Monday, 8 December 2008

Darryll Broadfud's theory of why the whole of Scottish football is total pish

Check this article by Dawwyll "I'm in the Walter Smith camp on friendly internationals" Bentfoot

In essence, Bentfoot's measured, considered and non-reactionary response to all Scottish teams getting knocked out of Europe = the whole of Scottish football is total shite. This a mere 7 months after his favourite team got to the UEFA Cup final. Just as well we have professional football writers like this to inform us lumpen masses of the 'bigger picture'.

Being a veteran paranoiac I've noticed a recurring theme - when the Huns get knocked out of Europe early its because Scottish football is shite (i.e. not Rangers). When the Huns can't afford a player it's because Scottish football is skint (i.e. not Rangers).

Some examples of Broadfud's wisdom

"Celtic are the fittest team in the land: only three outfield players - Scott McDonald, Lee Naylor and Gary Caldwell - have a BodyMass Index over 10 but still they lag behind the cream of the continent."

I must've missed the SPL Superstars event that proved Celtic were the fittest team in the land but it seems plausible. Not, however if they have only 3 players with a Body Mass Index over 10. The rest must be on the brink of starvation. Get the UN and Red Cross into Lennoxtown immediately amd Dermot over to a jail in the Hague! Bentfud also presumably has an extensive dossier on the BMIs of all European clubs to prove that Scottish players are so far behind them in fitness. Must be all that Monster Munch.

"John Hartson, whose goal against Barcelona in Camp Nou gave Celtic their solitary away point from 54, provided the most succinct assessment of the plucky Danes. "I think they will lose by five or six at Old Trafford; they are that poor," he said. What does that say of Celtic's inability to beat them home or away?"

That's it Bentfud, any flimsy excuse to mention Celtic's shite Champions League away record. It'll be interesting to see just how 'succinct' that prediction proves to be. By the way succinct = "expressed in few words; concise; terse" actually nothing to do with accuracy. Nice mangling of the English language from a professional there.

"The mind-numbing drivel endured on a weekly basis in the Clydesdale Bank Premier League is undoubtedly a corrosive factor. Celtic have won 11 games in a row while sustaining an entire line-up's worth of injuries. It says as much about the utter weakness of their rivals as it does Celtic's resourcefulness."

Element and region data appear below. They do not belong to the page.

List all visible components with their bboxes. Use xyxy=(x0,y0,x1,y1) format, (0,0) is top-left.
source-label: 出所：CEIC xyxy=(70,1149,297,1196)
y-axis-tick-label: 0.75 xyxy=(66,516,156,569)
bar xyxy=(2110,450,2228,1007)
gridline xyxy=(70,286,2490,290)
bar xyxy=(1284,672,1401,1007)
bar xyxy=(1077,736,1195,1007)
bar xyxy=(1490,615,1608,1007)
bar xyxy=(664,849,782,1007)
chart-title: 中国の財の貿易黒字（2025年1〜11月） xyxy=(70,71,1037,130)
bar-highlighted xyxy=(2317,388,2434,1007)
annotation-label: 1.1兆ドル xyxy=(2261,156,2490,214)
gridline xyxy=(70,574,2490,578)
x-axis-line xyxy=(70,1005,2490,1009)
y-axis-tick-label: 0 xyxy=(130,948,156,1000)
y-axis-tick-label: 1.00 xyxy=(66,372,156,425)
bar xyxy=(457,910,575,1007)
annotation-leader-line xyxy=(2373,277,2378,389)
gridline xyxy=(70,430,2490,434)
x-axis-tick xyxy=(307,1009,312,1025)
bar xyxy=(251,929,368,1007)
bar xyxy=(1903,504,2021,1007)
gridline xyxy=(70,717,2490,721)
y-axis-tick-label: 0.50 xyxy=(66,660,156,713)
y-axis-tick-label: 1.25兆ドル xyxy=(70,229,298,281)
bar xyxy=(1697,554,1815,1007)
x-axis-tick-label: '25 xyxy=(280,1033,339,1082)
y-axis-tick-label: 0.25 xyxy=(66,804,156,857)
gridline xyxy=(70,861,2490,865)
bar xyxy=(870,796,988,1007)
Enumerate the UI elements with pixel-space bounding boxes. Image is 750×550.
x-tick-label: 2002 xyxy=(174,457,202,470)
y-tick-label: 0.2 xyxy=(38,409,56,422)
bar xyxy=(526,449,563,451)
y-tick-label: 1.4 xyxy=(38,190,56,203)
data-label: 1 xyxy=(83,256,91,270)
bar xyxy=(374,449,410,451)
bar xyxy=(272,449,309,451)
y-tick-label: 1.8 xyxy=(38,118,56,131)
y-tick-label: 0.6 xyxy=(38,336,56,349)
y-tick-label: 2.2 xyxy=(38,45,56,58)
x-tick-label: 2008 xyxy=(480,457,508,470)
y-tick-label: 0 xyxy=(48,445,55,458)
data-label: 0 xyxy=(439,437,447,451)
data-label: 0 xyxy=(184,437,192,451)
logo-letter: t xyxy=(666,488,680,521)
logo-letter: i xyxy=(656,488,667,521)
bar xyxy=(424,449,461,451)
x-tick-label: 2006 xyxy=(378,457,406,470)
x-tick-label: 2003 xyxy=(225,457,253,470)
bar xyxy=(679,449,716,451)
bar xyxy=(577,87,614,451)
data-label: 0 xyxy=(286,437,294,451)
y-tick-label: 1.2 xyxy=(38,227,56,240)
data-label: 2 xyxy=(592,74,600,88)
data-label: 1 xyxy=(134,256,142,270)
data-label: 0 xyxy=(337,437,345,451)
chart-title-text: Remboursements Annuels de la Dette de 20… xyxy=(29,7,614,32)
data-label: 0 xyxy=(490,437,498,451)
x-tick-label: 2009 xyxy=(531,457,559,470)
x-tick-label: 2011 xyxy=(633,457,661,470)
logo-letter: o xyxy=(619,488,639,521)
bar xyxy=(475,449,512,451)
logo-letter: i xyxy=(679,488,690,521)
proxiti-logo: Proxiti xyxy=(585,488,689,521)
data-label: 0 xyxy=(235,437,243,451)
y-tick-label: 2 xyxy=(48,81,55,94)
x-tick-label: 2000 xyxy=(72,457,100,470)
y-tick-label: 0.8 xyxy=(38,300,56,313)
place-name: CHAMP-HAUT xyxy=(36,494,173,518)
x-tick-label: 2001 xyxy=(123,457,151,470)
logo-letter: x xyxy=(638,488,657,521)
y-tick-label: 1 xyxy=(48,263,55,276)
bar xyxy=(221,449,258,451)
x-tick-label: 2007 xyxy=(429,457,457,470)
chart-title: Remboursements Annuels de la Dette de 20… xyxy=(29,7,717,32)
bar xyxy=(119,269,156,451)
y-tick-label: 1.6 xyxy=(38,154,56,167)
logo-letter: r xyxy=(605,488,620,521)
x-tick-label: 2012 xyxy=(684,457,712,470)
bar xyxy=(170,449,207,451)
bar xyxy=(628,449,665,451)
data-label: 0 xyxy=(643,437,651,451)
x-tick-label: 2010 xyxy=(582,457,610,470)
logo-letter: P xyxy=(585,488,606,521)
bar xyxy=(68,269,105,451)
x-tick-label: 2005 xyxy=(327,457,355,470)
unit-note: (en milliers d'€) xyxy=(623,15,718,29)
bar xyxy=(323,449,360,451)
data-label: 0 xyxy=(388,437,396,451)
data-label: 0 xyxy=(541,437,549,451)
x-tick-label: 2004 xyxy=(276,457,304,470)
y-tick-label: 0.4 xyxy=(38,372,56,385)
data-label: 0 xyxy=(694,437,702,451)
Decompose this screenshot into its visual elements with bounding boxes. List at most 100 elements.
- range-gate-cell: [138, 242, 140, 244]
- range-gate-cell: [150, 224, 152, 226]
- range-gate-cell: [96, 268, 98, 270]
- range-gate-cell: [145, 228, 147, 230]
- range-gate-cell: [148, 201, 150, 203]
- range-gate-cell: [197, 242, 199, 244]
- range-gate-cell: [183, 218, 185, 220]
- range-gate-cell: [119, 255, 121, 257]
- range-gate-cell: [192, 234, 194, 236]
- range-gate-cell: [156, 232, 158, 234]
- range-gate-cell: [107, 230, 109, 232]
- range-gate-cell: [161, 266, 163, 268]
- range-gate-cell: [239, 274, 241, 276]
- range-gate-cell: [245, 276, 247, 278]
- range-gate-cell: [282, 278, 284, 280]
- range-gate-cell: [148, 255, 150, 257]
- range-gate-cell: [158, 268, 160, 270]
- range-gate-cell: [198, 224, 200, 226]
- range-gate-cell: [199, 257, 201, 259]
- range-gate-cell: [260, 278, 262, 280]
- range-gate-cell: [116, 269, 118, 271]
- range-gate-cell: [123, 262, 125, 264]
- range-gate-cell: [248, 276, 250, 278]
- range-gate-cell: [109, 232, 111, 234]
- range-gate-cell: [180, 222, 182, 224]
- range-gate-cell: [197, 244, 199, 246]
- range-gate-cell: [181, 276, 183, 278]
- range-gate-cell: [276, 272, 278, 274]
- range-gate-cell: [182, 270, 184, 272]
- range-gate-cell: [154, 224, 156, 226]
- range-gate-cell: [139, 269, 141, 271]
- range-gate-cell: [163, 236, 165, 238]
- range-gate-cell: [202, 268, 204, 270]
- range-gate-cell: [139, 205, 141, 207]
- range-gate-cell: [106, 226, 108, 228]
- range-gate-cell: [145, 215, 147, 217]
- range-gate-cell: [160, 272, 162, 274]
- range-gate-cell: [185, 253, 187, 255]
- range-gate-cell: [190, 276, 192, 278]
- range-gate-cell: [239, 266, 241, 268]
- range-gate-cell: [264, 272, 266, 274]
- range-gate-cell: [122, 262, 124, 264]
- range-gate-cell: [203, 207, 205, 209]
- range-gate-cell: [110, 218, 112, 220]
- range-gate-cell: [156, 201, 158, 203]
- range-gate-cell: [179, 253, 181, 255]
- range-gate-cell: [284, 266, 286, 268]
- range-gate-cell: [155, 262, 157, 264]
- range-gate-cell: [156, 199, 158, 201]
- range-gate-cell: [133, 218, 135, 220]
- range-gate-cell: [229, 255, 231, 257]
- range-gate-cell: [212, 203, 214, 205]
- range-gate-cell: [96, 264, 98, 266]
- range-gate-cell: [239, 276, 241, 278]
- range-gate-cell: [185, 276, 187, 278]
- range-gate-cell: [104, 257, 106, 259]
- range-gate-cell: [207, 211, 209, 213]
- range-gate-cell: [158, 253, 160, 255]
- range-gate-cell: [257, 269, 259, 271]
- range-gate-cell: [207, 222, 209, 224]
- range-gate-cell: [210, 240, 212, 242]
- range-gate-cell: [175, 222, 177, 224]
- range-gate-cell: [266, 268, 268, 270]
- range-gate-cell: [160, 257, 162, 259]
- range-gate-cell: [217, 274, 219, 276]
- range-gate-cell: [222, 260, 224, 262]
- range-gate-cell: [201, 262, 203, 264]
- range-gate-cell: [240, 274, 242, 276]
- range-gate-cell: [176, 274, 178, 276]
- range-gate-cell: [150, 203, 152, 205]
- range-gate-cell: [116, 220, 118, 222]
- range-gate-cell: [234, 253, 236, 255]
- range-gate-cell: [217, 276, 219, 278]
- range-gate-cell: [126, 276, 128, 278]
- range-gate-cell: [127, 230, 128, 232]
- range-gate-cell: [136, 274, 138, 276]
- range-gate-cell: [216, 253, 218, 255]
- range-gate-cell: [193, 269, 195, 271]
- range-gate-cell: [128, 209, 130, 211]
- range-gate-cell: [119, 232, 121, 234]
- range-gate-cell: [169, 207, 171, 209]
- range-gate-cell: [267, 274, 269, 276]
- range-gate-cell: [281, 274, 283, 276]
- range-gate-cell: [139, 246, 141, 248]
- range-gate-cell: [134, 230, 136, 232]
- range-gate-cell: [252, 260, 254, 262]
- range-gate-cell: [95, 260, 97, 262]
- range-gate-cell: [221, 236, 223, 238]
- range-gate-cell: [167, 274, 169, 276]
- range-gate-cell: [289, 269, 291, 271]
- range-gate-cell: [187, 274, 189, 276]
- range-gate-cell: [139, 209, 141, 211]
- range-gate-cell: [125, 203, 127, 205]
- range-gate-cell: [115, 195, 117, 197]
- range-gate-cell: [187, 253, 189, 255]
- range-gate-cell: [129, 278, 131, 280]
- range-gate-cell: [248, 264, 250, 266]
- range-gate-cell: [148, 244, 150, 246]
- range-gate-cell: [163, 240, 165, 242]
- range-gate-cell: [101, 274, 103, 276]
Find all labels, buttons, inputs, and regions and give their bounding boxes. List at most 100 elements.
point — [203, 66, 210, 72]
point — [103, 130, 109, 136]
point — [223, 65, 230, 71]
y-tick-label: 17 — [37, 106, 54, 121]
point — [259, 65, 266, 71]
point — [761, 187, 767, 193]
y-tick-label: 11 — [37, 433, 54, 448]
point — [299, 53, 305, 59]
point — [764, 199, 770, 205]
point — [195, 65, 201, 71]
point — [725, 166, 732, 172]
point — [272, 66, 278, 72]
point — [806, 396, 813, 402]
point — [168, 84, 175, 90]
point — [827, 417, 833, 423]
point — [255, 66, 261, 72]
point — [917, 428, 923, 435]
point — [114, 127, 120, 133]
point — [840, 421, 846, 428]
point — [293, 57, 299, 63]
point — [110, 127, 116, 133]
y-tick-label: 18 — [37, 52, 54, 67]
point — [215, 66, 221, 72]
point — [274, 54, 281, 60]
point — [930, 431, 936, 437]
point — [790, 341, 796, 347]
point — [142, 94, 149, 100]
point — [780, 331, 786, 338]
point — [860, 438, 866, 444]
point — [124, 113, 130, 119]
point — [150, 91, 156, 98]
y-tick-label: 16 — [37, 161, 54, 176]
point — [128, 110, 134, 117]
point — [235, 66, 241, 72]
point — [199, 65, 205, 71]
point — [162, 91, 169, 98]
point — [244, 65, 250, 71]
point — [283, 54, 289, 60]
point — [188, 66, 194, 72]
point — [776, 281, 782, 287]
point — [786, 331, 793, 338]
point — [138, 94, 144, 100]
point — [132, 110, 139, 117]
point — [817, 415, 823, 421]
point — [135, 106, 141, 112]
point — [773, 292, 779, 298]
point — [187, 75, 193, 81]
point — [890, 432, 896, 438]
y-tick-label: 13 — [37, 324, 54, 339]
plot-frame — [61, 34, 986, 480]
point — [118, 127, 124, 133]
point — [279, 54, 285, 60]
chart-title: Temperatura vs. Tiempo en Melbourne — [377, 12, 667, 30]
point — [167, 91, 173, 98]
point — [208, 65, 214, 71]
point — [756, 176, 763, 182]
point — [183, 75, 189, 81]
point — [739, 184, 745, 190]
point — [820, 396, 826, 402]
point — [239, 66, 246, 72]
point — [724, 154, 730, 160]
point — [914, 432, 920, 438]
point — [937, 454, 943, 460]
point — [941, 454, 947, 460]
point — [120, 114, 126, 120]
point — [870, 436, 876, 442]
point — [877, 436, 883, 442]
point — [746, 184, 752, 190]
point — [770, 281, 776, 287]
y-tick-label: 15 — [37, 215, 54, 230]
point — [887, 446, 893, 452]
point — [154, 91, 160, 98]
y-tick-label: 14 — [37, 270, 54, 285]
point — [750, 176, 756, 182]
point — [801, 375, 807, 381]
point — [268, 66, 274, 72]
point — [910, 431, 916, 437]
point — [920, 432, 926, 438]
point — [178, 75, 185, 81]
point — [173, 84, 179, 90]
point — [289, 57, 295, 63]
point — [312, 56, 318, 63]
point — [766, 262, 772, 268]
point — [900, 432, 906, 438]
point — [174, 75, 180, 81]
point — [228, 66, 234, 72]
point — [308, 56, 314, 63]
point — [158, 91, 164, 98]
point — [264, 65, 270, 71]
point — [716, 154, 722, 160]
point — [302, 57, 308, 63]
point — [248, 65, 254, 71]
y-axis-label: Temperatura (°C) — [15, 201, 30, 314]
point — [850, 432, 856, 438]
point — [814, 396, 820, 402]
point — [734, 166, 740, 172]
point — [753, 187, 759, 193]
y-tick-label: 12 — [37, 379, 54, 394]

Bentfud is quite happy to make a living through writing about the mind-numbing drivel though. Brainless horseshite written about mind-numbing drivel, what a combination. Bentfud also ensures that there is no way Celtic should get any credit whatsoever for their achievements. Its all because everyone else is so pish. Interesting contrast with the orgasms back in February when the Gers were going for "10-in-a-row" in league wins and "red-hot Rangers" were in a rich seam of "awesome form". The SPL didn't seem quite so bad back then.


The press get ripped into Boruc for his mistake yesterday. Every single match report has a headline along the lines of "Boruc gift/blunder/aberration". I was in a taxi tonight and I had to endure 20 minutes of Real Radio Euan and Roughie going on and on and on and on and on about the "worst goalkeeping blunder ever blah blah". When asked for his professional opinion 'Roughie' came out with the gem - "He disnae seem to be quite with it when you look at him, usually you can tell looking at a goalkeeper what he's thinking, but with Boruc the noo, ye jist canny tell"

It turns out that maybe Boruc wasn't having knee surgery at all recently.... he was having lead plates inserted into his skull to defy the mind reading powers of media lackeys.